Although the final Commission report was not adopted, a majority of the Commission supported the premium support idea. Because Congress wanted to ensure that any recommendation was truly bipartisan, the Commission’s rules required eleven votes to adopt any proposal. Ten members supported the final report, so the idea of premium support might be expected to resurface in future Congressional actions. As Commission member Dr. Bruce Vladeck says: “In Washington, D.C., no bad idea ever truly dies.”

Critics of the premium support approach to Medicare reform sharply questioned projections of substantial savings from the proposed change to Medicare. Most economists challenged the assumptions on which the savings were based, and the Health Care Financing Administration (the government agency in charge of Medicare and Medicaid) estimated that the Commission’s approach would save no more than 2.5% of the future cost of Medicare–far short of what will be needed to avoid huge predicted shortfalls early in the next century.
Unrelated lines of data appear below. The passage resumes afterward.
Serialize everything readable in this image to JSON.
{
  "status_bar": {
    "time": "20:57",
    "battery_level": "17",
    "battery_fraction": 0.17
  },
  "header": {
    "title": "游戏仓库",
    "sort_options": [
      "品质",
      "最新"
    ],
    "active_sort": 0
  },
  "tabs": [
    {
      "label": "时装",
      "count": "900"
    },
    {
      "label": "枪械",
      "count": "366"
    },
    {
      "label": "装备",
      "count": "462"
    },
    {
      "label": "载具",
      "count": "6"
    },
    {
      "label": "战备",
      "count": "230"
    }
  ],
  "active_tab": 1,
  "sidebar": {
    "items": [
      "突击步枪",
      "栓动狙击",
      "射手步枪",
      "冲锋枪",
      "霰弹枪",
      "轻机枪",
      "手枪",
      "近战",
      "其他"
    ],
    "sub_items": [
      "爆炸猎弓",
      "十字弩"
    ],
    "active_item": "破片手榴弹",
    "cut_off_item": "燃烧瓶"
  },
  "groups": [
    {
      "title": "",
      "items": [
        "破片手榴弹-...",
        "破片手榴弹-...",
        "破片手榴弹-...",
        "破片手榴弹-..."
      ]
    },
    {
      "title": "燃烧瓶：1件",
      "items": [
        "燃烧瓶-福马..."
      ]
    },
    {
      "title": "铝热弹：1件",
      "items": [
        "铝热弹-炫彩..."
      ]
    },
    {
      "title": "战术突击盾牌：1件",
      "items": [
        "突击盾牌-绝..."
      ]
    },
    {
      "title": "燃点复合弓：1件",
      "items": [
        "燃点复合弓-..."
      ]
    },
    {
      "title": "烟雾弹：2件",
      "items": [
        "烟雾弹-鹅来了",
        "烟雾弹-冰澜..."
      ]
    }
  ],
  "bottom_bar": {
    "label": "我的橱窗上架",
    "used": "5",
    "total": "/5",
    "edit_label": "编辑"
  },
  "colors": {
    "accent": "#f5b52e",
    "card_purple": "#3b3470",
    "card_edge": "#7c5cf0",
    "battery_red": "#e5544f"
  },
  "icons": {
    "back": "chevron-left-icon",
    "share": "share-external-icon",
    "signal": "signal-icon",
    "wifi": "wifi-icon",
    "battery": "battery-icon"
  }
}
Huge (and unanticipated) budget surpluses in the last two years have led some to question whether Medicare reform is such a pressing need. Nonetheless, the evidence indicates that legitimate concerns about Medicare’s future arise from expected demographic and financial changes, including:

Medicare’s Part A fund (which pays for beneficiaries’ hospitalization costs) is projected to “go broke” in 2008.
Annual Medicare spending, now at just over $200 billion, will rise to between $2 and $3 trillion by 2030.
Medicare beneficiaries are now paying just under one-third of the cost of their medical care. In 1995, that amounted to an annual average of $2,563 per beneficiary. That figure is expected to rise dramatically over the next few decades, and to rise more quickly than increases in the general cost of living. Incidentally, private employers and so-called “Medigap” insurance policies are currently paying about one-tenth of the beneficiaries’ share.
77 million “Baby Boomers” (those born between 1946 and 1964) will begin to qualify for Medicare in 2011. The total number of Medicare recipients will double, to over 80 million in 2040.
If no other action is taken, the Medicare payroll tax will have to increase from its current 2.9% to 5.6% by 2030.